||[Apr. 21st, 2006|02:04 pm]
One of the hardest lessons to learn in giving good talks is to always say "that's a very good question" when asked a question even if it was in fact not such a great question. This is true at all times but especially for questions in the middle of your talk, rather than at the end. It activates the reward system in your audience's brains and encourages them to pay more attention.
Other than obvious things like looking at your audience when you talk rather than the floor (sadly, a large fraction of academic speakers appear oblivious to even this basic piece of oratorical wisdom), it is important to incorporate humor into your talk. There is nothing else that even comes close to keeping audience attention. Have at least one joke prepared for every two slides. It doesn't have to be on the slide, just in your head. You don't even have to use all of them. But you must have them prepared because the moment you observe drooping heads, you should be able to say something funny. Laughter is a key social activity in primates; by stigmatizing the non-participants it disincentivizes sleeping during a talk.
Another thing I've found very useful is to have images on every slide. Language comprehension is in part conscious, having evolved relatively recently, but image processing is not. Since a person can perform only one task consciously, they will either read the text on the screen or listen to what you're saying (both conscious processes). But listening and looking at images can be done at the same time (only one conscious process.)
You must have figured out by now that I like evolutionary psychology. Some people consider it a pseudoscience, but I don't care: it helps me give better talks (and has excellent descriptive and predictive power in general).
As a journalist, I was trained that when people say "that's a very good questoin" or "I'm glad you asked that" it generally means the very opposite. It's a cue that you have hit a nerve with the person you are interviewing. Now, whenever I hear a speaker say that, I always think they don't want to answer.
That's very interesting. I think I've observed what you say with politicians and other wishy-washy types. However, there isn't much scope for such an interpretation in academia, because a researcher usually wants the audience to understand as much about their research as possible, rather than the other way round. Further, when we don't have an answer to a question we admit it openly. Trying to fool your audience is a dangerous game that is played rarely, if ever, at least in the higher echelons.
Finally, saying "that's a good question" has concrete semantics in the academic context: it means that the person asking the question understood the content more deeply than is presented in the slides, and as such is completely different from "I'm glad you asked that question". Thus, while "that's a good question" might sometimes be a lie, it is always a complement.
I must qualify my comments above by saying that I was referring only to talks where the audience is of one's peers, i.e also academia. Whatever I said probably doesn't apply when talking to journalists. If I am ever interviewed about my research I will keep in mind not to say "that's a good question" :)

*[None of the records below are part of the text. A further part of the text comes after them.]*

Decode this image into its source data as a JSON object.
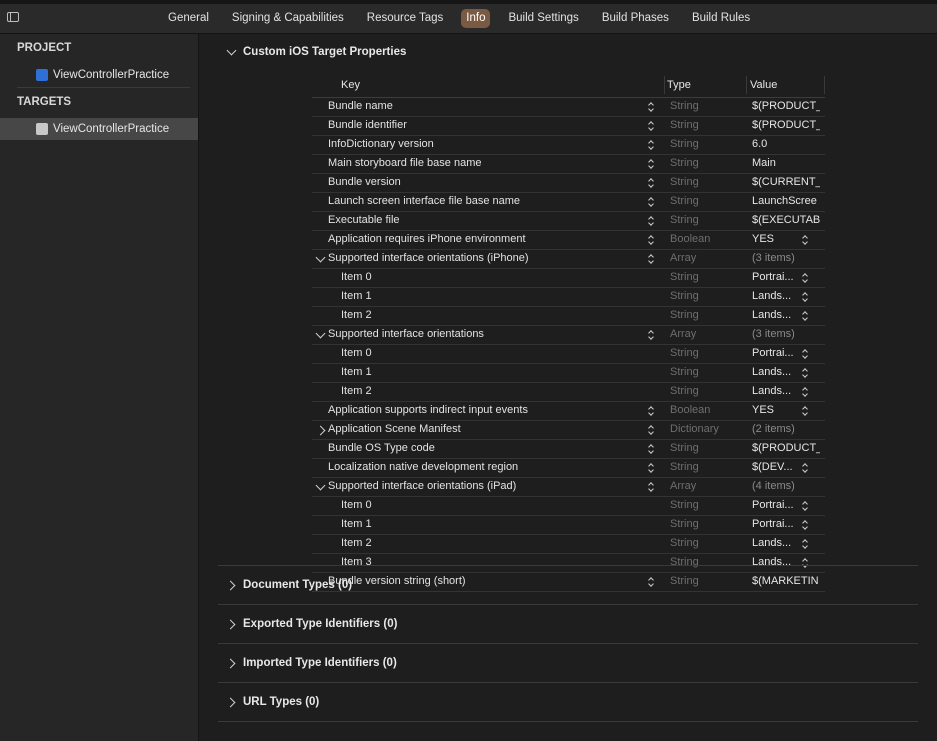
{
  "tabs": [
    "General",
    "Signing & Capabilities",
    "Resource Tags",
    "Info",
    "Build Settings",
    "Build Phases",
    "Build Rules"
  ],
  "active_tab": "Info",
  "sidebar": {
    "project_header": "PROJECT",
    "project_item": "ViewControllerPractice",
    "targets_header": "TARGETS",
    "target_item": "ViewControllerPractice"
  },
  "sections": {
    "custom": "Custom iOS Target Properties",
    "document_types": "Document Types (0)",
    "exported": "Exported Type Identifiers (0)",
    "imported": "Imported Type Identifiers (0)",
    "url_types": "URL Types (0)"
  },
  "plist": {
    "headers": {
      "key": "Key",
      "type": "Type",
      "value": "Value"
    },
    "rows": [
      {
        "key": "Bundle name",
        "type": "String",
        "value": "$(PRODUCT_",
        "level": 0
      },
      {
        "key": "Bundle identifier",
        "type": "String",
        "value": "$(PRODUCT_",
        "level": 0
      },
      {
        "key": "InfoDictionary version",
        "type": "String",
        "value": "6.0",
        "level": 0
      },
      {
        "key": "Main storyboard file base name",
        "type": "String",
        "value": "Main",
        "level": 0
      },
      {
        "key": "Bundle version",
        "type": "String",
        "value": "$(CURRENT_",
        "level": 0
      },
      {
        "key": "Launch screen interface file base name",
        "type": "String",
        "value": "LaunchScree",
        "level": 0
      },
      {
        "key": "Executable file",
        "type": "String",
        "value": "$(EXECUTAB",
        "level": 0
      },
      {
        "key": "Application requires iPhone environment",
        "type": "Boolean",
        "value": "YES",
        "level": 0,
        "value_stepper": true
      },
      {
        "key": "Supported interface orientations (iPhone)",
        "type": "Array",
        "value": "(3 items)",
        "level": 0,
        "expand": "open"
      },
      {
        "key": "Item 0",
        "type": "String",
        "value": "Portrai...",
        "level": 1,
        "value_stepper": true
      },
      {
        "key": "Item 1",
        "type": "String",
        "value": "Lands...",
        "level": 1,
        "value_stepper": true
      },
      {
        "key": "Item 2",
        "type": "String",
        "value": "Lands...",
        "level": 1,
        "value_stepper": true
      },
      {
        "key": "Supported interface orientations",
        "type": "Array",
        "value": "(3 items)",
        "level": 0,
        "expand": "open"
      },
      {
        "key": "Item 0",
        "type": "String",
        "value": "Portrai...",
        "level": 1,
        "value_stepper": true
      },
      {
        "key": "Item 1",
        "type": "String",
        "value": "Lands...",
        "level": 1,
        "value_stepper": true
      },
      {
        "key": "Item 2",
        "type": "String",
        "value": "Lands...",
        "level": 1,
        "value_stepper": true
      },
      {
        "key": "Application supports indirect input events",
        "type": "Boolean",
        "value": "YES",
        "level": 0,
        "value_stepper": true
      },
      {
        "key": "Application Scene Manifest",
        "type": "Dictionary",
        "value": "(2 items)",
        "level": 0,
        "expand": "closed"
      },
      {
        "key": "Bundle OS Type code",
        "type": "String",
        "value": "$(PRODUCT_",
        "level": 0
      },
      {
        "key": "Localization native development region",
        "type": "String",
        "value": "$(DEV...",
        "level": 0,
        "value_stepper": true
      },
      {
        "key": "Supported interface orientations (iPad)",
        "type": "Array",
        "value": "(4 items)",
        "level": 0,
        "expand": "open"
      },
      {
        "key": "Item 0",
        "type": "String",
        "value": "Portrai...",
        "level": 1,
        "value_stepper": true
      },
      {
        "key": "Item 1",
        "type": "String",
        "value": "Portrai...",
        "level": 1,
        "value_stepper": true
      },
      {
        "key": "Item 2",
        "type": "String",
        "value": "Lands...",
        "level": 1,
        "value_stepper": true
      },
      {
        "key": "Item 3",
        "type": "String",
        "value": "Lands...",
        "level": 1,
        "value_stepper": true
      },
      {
        "key": "Bundle version string (short)",
        "type": "String",
        "value": "$(MARKETIN",
        "level": 0
      }
    ]
  },
  "colors": {
    "accent_tab": "#7a5a42",
    "background": "#1e1e1e",
    "sidebar": "#262626",
    "selection": "#474747"
  }
}
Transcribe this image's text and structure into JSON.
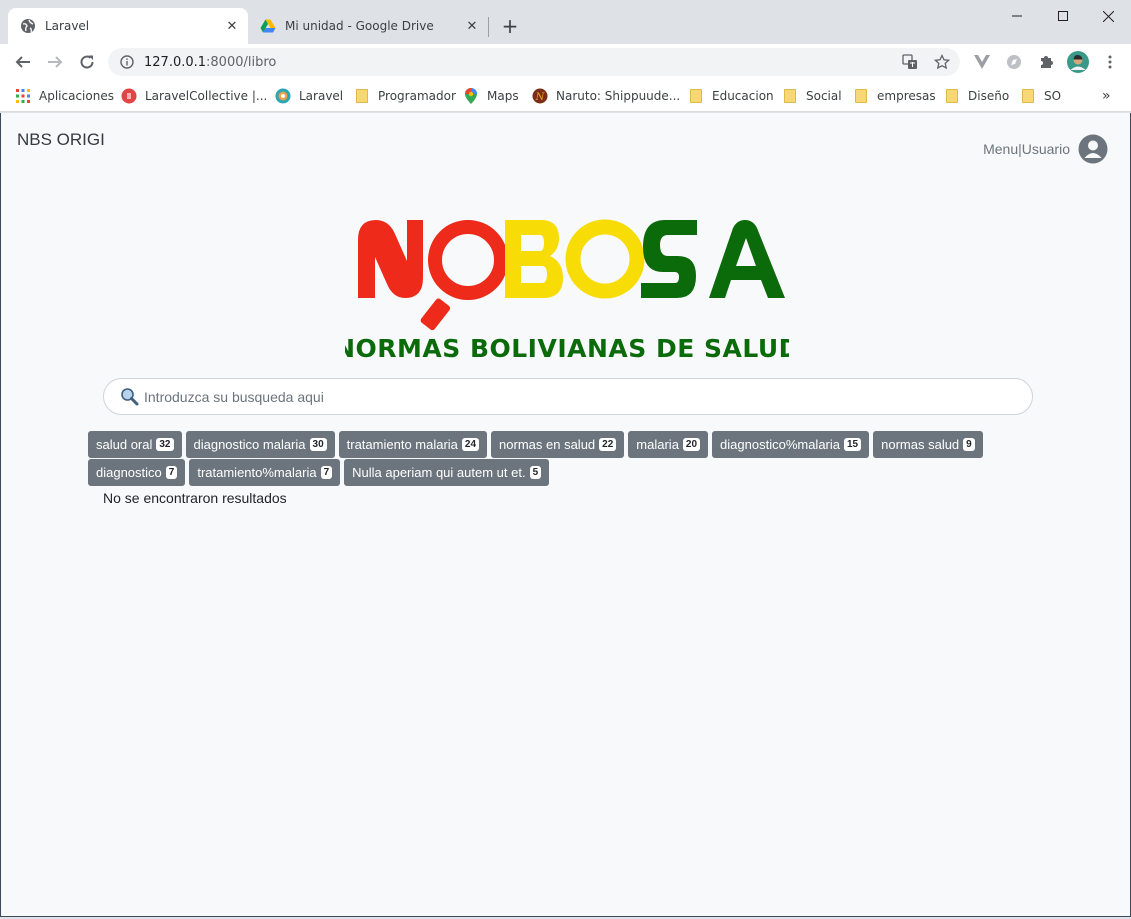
{
  "browser": {
    "tabs": [
      {
        "title": "Laravel",
        "icon": "globe-icon",
        "active": true
      },
      {
        "title": "Mi unidad - Google Drive",
        "icon": "google-drive-icon",
        "active": false
      }
    ],
    "address": {
      "host": "127.0.0.1",
      "path": ":8000/libro"
    },
    "bookmarks": [
      {
        "label": "Aplicaciones",
        "icon": "apps-grid-icon"
      },
      {
        "label": "LaravelCollective |...",
        "icon": "laravelcollective-icon"
      },
      {
        "label": "Laravel",
        "icon": "laravel-icon"
      },
      {
        "label": "Programador",
        "icon": "folder-icon"
      },
      {
        "label": "Maps",
        "icon": "maps-pin-icon"
      },
      {
        "label": "Naruto: Shippuude...",
        "icon": "naruto-icon"
      },
      {
        "label": "Educacion",
        "icon": "folder-icon"
      },
      {
        "label": "Social",
        "icon": "folder-icon"
      },
      {
        "label": "empresas",
        "icon": "folder-icon"
      },
      {
        "label": "Diseño",
        "icon": "folder-icon"
      },
      {
        "label": "SO",
        "icon": "folder-icon"
      }
    ],
    "overflow": "»"
  },
  "page": {
    "brand": "NBS ORIGI",
    "user_menu": "Menu|Usuario",
    "logo": {
      "parts": [
        "NO",
        "BO",
        "SA"
      ],
      "tagline": "NORMAS BOLIVIANAS DE SALUD",
      "colors": {
        "red": "#ee2a1b",
        "yellow": "#f7dc06",
        "green": "#0b6b0b"
      }
    },
    "search": {
      "placeholder": "Introduzca su busqueda aqui"
    },
    "tags": [
      {
        "label": "salud oral",
        "count": "32"
      },
      {
        "label": "diagnostico malaria",
        "count": "30"
      },
      {
        "label": "tratamiento malaria",
        "count": "24"
      },
      {
        "label": "normas en salud",
        "count": "22"
      },
      {
        "label": "malaria",
        "count": "20"
      },
      {
        "label": "diagnostico%malaria",
        "count": "15"
      },
      {
        "label": "normas salud",
        "count": "9"
      },
      {
        "label": "diagnostico",
        "count": "7"
      },
      {
        "label": "tratamiento%malaria",
        "count": "7"
      },
      {
        "label": "Nulla aperiam qui autem ut et.",
        "count": "5"
      }
    ],
    "no_results": "No se encontraron resultados"
  }
}
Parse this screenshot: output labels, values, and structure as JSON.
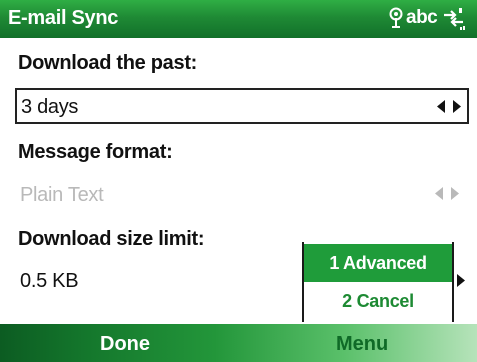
{
  "titlebar": {
    "title": "E-mail Sync",
    "input_mode": "abc",
    "icons": [
      "antenna-signal-icon",
      "sync-arrows-icon"
    ]
  },
  "fields": {
    "download_past": {
      "label": "Download the past:",
      "value": "3 days",
      "enabled": true
    },
    "message_format": {
      "label": "Message format:",
      "value": "Plain Text",
      "enabled": false
    },
    "size_limit": {
      "label": "Download size limit:",
      "value": "0.5 KB"
    }
  },
  "menu": {
    "items": [
      "1 Advanced",
      "2 Cancel"
    ],
    "selected_index": 0
  },
  "softkeys": {
    "left": "Done",
    "right": "Menu"
  },
  "colors": {
    "accent": "#1f9c3a",
    "title_bar": "#1f8a35",
    "disabled_text": "#b9b9b9"
  }
}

Isn't what you're describing an idealized view of the world of science? I mean, my experience with scientists tells me that science is heavily political. What about the researcher who rushes to get his paper published before a competitor, and maybe doesn't have all the angles figured out. Then he's presenting his paper and someone starts probing some of the weaknesses -- maybe some piece of data isn't as solid as it could be or whatever. In my experience, scientists are not entirely collegial.
Maybe you're right, maybe I'm just too green to know it. Maybe it's just that my field is less political than most, because it's heavily mathematical. I have definitely observed examples of dishonesty and hiding the weaknesses in one's research, but I'd always assumed it was limited to the less prominent fora. I might need to reevaluate my opinion.
I think I personally do fit the optimistic picture I painted earlier: when someone once pointed out a flaw in one of my papers right after it was accepted for publication, I admitted it during my conference talk. There are colleagues with whom I hold diametrically opposed views on some issue or the other, but we have completely congenial relationships. We either politely agree to disagree, or agree that one or the other of us is right and we haven't figured out which yet.
Well, I'd like to think most scientists are like you. Perhaps they are.
I totally agree on the humour aspect. I realised how useful this was, after taking three classes with the prof I currently work with - he's actually honed these jokes over time, so he knows the best place to insert a witty comment, and he's always spot on. Definitely an underestimated tactic.
> because a researcher usually wants the audience to understand as much about their research as possible,
For some strange reason, this semester, there were 2-3 talks I went to, where I felt the exact opposite was true. Quite sucky.